Aucune obligation légale de signaler le trafic sexuel d’enfants

Tant au procès intenté au Nouveau-Mexique que dans leur réaction à l’article du Guardian, les porte-paroles de la firme de Zuckerberg ont affiché leur résolution engagée de lutter contre ce « crime horrible ». Seulement, au cours des trois dernières années, la machine s’est emballée, en particulier avec les confinements dus au Covid. Un ancien procureur adjoint de Boston affirmait que depuis 2019, le nombre de dossiers de délits de traite d’enfants sur les plateformes des médias sociaux, dans son département, avait augmenté d’environ 30 % chaque année : « La plupart des victimes n’avaient que 11 ou 12 ans, et étaient noires, Latino ou LGBTQI+. »

Au vu des nombreux témoignages recueillis par l’enquête du Guardian, l’entreprise semble ne plus faire le poids ou du moins ne pas chercher à le faire. D’autres procureurs interrogés ont souligné le manque de réactivité de Meta, sa lenteur à exécuter les décisions de justice, voire ses rejets des mandats délivrés par les autorités. Et nombre d’anciens modérateurs de l’entreprise qui étaient censés signaler les indices d’un éventuel trafic, affirment que leurs efforts n’aboutissaient souvent à rien.

Pourquoi ? Parce que si l’entreprise est tenue de signaler toute image d’abus sexuel sur des enfants partagée sur ses plateformes au Centre national pour les enfants disparus et exploités (ICMEC), il n’existe pour elle aucune obligation légale de signaler le trafic sexuel d’enfants, deviné à travers les messages et les échanges de photos pas explicitement pornographiques… C’est, là, la brèche. De fait, si de janvier à septembre 2022, Facebook a signalé plus de 73,3 millions de contenus sous les rubriques « nudité d’enfants et abus physiques » et « exploitation sexuelle d’enfants » dans le monde entier, Meta n’a signalé en dix ans que trois cas présumés de trafic sexuel d’enfants aux Etats-Unis…

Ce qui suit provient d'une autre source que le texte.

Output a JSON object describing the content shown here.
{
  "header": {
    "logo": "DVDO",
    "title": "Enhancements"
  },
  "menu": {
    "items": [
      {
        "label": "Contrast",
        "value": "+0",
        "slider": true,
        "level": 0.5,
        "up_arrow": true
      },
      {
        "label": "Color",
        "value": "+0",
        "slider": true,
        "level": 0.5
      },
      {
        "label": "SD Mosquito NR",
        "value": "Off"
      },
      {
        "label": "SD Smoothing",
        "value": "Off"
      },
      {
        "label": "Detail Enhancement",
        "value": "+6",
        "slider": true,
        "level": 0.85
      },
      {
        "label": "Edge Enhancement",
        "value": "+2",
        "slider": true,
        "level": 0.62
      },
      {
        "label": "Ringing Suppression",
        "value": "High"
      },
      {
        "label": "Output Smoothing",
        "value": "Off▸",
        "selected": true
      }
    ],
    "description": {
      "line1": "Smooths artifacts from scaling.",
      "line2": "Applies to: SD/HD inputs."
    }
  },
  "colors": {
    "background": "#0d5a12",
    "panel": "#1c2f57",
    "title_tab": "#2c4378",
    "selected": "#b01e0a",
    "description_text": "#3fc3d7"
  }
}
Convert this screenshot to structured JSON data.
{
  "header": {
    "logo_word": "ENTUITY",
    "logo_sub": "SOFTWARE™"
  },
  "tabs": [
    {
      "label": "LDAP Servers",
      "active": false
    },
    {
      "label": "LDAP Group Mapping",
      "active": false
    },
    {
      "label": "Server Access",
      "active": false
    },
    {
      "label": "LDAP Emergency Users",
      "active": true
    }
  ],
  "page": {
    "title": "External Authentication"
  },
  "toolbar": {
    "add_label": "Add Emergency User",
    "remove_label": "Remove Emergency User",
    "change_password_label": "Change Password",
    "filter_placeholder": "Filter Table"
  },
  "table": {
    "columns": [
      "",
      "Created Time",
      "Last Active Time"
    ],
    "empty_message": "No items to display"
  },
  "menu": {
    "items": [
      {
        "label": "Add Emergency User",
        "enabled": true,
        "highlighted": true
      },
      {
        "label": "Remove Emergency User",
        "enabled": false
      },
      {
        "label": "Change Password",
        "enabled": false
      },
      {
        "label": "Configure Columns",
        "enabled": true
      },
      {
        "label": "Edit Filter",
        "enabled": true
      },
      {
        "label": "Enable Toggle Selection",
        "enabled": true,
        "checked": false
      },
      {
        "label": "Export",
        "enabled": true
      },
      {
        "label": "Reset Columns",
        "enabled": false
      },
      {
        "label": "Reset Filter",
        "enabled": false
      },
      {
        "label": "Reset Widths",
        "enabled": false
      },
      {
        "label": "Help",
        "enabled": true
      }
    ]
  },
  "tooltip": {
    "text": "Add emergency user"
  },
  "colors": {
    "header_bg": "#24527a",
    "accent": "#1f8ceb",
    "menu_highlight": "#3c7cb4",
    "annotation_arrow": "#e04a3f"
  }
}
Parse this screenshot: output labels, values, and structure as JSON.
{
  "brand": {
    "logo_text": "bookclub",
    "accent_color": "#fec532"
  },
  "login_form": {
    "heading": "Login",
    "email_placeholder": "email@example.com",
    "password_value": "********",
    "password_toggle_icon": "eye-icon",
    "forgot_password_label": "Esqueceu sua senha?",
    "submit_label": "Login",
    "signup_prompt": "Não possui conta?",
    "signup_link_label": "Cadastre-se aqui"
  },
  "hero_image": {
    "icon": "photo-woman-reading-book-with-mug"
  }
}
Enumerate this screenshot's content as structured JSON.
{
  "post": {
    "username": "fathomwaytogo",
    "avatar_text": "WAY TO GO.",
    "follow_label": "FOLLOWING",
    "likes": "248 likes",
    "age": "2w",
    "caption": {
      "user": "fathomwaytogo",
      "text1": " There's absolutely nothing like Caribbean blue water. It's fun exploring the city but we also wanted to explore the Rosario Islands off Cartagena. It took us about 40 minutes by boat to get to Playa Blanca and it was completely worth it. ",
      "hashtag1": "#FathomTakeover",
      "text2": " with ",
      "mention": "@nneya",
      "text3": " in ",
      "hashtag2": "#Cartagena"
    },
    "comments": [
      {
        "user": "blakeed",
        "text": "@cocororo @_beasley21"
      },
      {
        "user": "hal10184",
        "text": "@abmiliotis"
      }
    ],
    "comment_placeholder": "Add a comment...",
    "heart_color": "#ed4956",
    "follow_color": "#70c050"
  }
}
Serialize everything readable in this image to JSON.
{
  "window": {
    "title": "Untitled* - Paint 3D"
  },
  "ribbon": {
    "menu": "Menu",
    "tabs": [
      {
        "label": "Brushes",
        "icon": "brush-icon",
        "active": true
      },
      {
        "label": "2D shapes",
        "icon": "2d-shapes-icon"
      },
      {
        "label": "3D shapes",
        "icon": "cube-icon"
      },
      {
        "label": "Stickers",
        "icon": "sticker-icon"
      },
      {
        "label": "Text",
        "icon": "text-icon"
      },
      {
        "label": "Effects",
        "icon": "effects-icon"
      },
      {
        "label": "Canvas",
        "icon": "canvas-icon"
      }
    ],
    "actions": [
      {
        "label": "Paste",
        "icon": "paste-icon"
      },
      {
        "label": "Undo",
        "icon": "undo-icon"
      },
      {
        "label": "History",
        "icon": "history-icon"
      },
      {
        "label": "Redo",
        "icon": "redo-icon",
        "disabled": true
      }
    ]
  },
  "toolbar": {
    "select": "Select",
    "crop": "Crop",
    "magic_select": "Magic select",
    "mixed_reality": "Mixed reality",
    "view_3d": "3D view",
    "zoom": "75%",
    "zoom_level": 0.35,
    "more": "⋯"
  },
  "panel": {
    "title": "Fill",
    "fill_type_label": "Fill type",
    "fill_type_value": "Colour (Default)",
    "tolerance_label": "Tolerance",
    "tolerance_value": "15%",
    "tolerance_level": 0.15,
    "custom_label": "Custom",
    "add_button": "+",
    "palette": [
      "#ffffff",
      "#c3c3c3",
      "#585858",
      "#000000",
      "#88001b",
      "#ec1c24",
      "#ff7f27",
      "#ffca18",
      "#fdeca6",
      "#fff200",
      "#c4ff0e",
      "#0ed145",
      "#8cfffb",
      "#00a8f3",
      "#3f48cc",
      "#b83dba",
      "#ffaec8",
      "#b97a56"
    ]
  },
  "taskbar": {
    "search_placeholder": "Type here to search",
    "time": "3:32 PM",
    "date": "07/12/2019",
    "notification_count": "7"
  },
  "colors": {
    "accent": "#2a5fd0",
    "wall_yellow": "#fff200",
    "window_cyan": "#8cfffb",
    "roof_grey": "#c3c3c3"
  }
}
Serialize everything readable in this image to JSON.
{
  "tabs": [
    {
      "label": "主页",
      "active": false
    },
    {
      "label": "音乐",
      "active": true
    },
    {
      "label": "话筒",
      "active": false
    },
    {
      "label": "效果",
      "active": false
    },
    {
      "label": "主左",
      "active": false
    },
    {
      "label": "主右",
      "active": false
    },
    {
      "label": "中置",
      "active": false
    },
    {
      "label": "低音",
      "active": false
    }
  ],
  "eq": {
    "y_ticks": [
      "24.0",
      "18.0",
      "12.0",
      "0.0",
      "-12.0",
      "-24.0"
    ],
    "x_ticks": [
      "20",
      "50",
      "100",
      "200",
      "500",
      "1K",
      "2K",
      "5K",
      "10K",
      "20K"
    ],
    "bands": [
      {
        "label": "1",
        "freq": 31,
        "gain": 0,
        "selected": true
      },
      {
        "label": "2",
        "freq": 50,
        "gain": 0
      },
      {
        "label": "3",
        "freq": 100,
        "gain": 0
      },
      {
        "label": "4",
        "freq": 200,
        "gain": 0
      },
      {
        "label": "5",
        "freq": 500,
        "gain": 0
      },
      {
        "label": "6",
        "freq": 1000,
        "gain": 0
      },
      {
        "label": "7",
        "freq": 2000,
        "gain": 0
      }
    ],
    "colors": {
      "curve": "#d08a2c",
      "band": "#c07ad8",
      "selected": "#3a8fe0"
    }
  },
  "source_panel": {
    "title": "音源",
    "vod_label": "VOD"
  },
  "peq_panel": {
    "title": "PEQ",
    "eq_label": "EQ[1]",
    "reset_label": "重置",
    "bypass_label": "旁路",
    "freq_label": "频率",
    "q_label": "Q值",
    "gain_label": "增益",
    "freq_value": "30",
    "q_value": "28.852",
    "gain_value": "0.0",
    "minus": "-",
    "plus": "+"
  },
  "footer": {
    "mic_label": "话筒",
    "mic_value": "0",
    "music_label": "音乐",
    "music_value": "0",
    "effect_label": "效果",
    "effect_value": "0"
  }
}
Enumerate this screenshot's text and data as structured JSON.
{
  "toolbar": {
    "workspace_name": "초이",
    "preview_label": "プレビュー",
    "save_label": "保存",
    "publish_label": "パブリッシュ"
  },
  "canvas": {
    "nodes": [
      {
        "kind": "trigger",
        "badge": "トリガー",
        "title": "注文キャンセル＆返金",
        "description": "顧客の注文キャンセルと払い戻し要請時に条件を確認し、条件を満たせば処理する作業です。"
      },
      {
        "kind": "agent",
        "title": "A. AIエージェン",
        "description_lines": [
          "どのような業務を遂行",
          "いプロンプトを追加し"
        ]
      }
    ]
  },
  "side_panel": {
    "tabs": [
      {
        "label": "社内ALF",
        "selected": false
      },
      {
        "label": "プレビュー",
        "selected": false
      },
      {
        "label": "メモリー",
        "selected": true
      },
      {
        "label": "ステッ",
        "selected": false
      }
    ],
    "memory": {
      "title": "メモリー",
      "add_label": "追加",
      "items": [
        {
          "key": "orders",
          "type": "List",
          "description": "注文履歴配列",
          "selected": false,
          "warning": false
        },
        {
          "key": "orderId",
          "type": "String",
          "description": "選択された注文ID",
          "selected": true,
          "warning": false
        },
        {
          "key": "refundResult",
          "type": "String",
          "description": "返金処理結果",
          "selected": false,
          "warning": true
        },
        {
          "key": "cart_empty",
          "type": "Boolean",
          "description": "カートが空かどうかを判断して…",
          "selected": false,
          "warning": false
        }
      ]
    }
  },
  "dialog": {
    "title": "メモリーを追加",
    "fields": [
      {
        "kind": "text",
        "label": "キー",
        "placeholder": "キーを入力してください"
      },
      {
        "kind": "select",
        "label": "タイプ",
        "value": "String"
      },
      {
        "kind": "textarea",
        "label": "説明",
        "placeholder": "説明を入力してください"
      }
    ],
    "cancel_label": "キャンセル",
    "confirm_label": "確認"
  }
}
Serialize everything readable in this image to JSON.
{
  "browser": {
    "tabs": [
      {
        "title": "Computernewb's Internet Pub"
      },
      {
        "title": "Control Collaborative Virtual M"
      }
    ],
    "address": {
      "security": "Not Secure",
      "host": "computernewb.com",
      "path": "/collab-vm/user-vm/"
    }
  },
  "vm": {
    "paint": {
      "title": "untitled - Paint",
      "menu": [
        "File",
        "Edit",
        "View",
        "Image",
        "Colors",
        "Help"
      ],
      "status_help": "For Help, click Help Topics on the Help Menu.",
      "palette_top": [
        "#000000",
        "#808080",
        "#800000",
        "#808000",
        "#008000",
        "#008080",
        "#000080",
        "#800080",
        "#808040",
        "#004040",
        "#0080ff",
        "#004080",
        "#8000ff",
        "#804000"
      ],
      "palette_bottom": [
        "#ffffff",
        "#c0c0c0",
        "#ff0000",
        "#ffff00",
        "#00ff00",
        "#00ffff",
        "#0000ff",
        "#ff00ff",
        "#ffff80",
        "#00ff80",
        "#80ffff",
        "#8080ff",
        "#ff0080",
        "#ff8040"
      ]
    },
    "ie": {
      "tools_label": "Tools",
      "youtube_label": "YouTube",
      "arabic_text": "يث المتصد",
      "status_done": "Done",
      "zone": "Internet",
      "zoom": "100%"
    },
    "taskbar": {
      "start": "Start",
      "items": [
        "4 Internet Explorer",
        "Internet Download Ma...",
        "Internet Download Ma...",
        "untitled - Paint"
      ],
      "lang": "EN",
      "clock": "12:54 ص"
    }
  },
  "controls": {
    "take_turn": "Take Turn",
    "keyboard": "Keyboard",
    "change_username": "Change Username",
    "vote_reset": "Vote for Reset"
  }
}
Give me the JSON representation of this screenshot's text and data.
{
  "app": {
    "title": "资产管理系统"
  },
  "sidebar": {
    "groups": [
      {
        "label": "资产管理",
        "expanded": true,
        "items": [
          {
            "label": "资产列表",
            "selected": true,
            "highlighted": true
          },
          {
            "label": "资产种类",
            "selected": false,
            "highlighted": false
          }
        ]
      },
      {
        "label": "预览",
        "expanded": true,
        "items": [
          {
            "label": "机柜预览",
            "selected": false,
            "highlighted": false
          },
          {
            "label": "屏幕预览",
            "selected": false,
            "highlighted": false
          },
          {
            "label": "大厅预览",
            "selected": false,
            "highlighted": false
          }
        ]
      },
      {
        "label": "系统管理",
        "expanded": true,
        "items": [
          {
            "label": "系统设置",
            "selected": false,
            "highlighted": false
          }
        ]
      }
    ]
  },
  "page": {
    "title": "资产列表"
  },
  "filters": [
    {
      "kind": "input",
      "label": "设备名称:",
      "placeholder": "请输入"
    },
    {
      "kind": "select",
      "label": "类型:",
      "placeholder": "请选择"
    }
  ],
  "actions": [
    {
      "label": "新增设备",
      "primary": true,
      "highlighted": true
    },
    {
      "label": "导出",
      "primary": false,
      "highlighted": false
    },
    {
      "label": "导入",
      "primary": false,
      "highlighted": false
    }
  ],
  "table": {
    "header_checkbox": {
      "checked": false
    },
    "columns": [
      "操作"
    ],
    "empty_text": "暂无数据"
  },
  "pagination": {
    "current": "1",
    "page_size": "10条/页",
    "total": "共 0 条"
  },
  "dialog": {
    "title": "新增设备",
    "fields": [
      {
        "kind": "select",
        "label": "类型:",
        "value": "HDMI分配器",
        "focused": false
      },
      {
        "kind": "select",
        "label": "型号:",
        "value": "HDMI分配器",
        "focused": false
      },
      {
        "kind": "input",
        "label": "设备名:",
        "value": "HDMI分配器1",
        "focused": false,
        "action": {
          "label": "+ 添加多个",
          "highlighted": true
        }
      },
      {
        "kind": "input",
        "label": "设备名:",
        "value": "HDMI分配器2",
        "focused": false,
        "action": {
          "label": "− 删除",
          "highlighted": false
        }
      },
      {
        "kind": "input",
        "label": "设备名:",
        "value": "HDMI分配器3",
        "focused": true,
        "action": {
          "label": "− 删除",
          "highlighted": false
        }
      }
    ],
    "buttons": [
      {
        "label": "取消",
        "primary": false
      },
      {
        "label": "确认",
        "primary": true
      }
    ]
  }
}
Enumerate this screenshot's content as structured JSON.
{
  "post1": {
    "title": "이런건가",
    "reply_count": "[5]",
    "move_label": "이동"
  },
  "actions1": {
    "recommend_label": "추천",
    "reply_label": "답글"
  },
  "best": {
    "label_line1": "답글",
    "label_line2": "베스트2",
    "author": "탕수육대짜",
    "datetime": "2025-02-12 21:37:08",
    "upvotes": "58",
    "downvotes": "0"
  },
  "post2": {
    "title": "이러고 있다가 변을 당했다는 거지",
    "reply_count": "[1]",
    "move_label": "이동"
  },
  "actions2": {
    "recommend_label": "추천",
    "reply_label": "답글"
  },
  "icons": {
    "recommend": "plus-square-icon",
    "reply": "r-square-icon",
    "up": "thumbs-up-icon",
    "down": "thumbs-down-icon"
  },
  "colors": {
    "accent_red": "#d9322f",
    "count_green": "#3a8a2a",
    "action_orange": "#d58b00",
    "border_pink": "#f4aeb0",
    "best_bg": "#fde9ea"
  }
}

Alors bien sûr, l’entreprise de Zuckerberg pourrait faire davantage, car elle en a les moyens, notamment avec l’IA. Il ne s’agit pas pour eux d’un problème technologique, mais bien plutôt d’une question de priorité. Car ce trafic, l’un des plus lucratifs au monde, avec des revenus estimés à 7 milliards de dollars par an, repose en grande partie sur l’utilisation et donc l’engraissement de ces plateformes.

Pourtant l’enjeu est immense. Car les pédophiles sont de plus en plus fabriqués avec la pornographie, attirés vers des contenus de plus en plus extrêmes et donc la maltraitance d’enfants. Favorisé, démultiplié par les échanges des réseaux sociaux, l’esclavage sexuel des enfants ne peut donc que s’amplifier.